Yes representation matters, for example, Dhoest, A., & Simons, N. (2011) stress the importance of positive representations for lesbians and gay men. Particularly at the time of coming out, sexual identity becomes salient in media uses and interpretations.
And stereotyping prevails in the representation of LGBTQ characters in the mainstream. A longitudinal study conducted by Nölke (2018) found that while the number of explicit representations of LGBT characters has risen dramatically in recent years, these representations were mostly stereotypical along the lines mentioned in the original post. Intersections of sexuality, class, age, and race generally remain invisible, which highlights they claim that the erasure of multiply marginalized groups continues to perpetuate a heteronormative, domesticized version of “gayness.”

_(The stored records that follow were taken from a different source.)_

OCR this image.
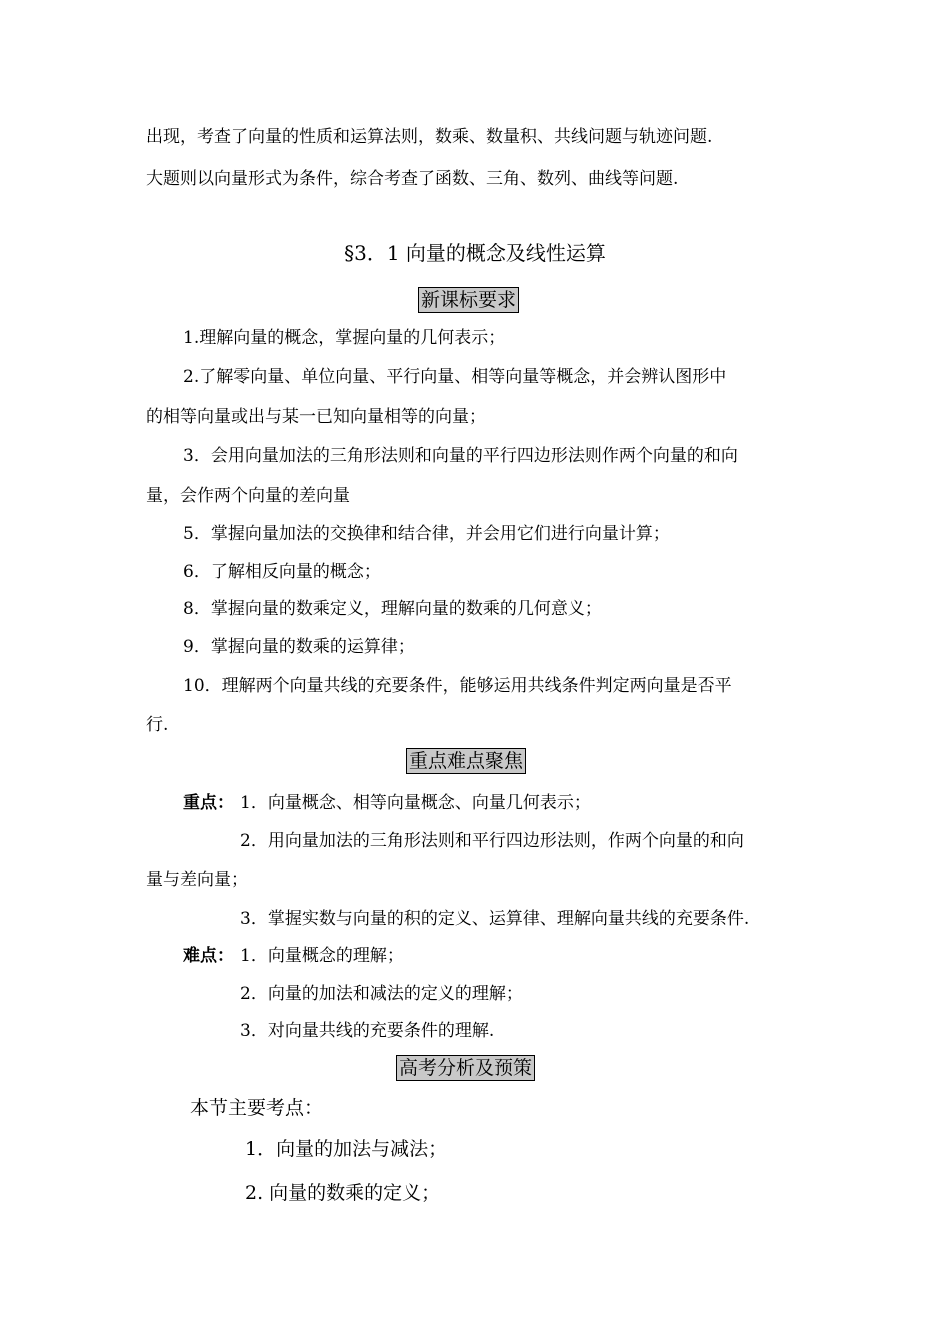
出现，考查了向量的性质和运算法则，数乘、数量积、共线问题与轨迹问题.
大题则以向量形式为条件，综合考查了函数、三角、数列、曲线等问题.
§3．1 向量的概念及线性运算
新课标要求
1.理解向量的概念，掌握向量的几何表示；
2.了解零向量、单位向量、平行向量、相等向量等概念，并会辨认图形中
的相等向量或出与某一已知向量相等的向量；
3．会用向量加法的三角形法则和向量的平行四边形法则作两个向量的和向
量，会作两个向量的差向量
5．掌握向量加法的交换律和结合律，并会用它们进行向量计算；
6．了解相反向量的概念；
8．掌握向量的数乘定义，理解向量的数乘的几何意义；
9．掌握向量的数乘的运算律；
10．理解两个向量共线的充要条件，能够运用共线条件判定两向量是否平
行.
重点难点聚焦
重点： 1．向量概念、相等向量概念、向量几何表示；
2．用向量加法的三角形法则和平行四边形法则，作两个向量的和向
量与差向量；
3．掌握实数与向量的积的定义、运算律、理解向量共线的充要条件.
难点： 1．向量概念的理解；
2．向量的加法和减法的定义的理解；
3．对向量共线的充要条件的理解.
高考分析及预策
本节主要考点：
1．向量的加法与减法；
2. 向量的数乘的定义；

This result was supported by a study by McInroy, L. B., & Craig (2018) who found that while lesbian, gay, bisexual, transgender, and queer (young people have been increasingly represented in traditional (offline) media over the past two decades, that traditional media (particularly television) to represent LGBTQ people as one-dimensional and stereotypical, ignoring many LGBTQ sub-groups.
References
Dhoest, A., & Simons, N. (2011). Questioning queer audiences: Exploring diversity in lesbian and gay men's media uses and readings. The handbook of gender, sex, and media, 260-276.
McInroy, L. B., & Craig, S. L. (2017). Perspectives of LGBTQ emerging adults on the depiction and impact of LGBTQ media representation. Journal of youth studies, 20(1), 32-46.
Nölke, A. I. (2018). Making diversity conform? An intersectional, longitudinal analysis of LGBT-specific mainstream media advertisements. Journal of homosexuality, 65(2), 224-255.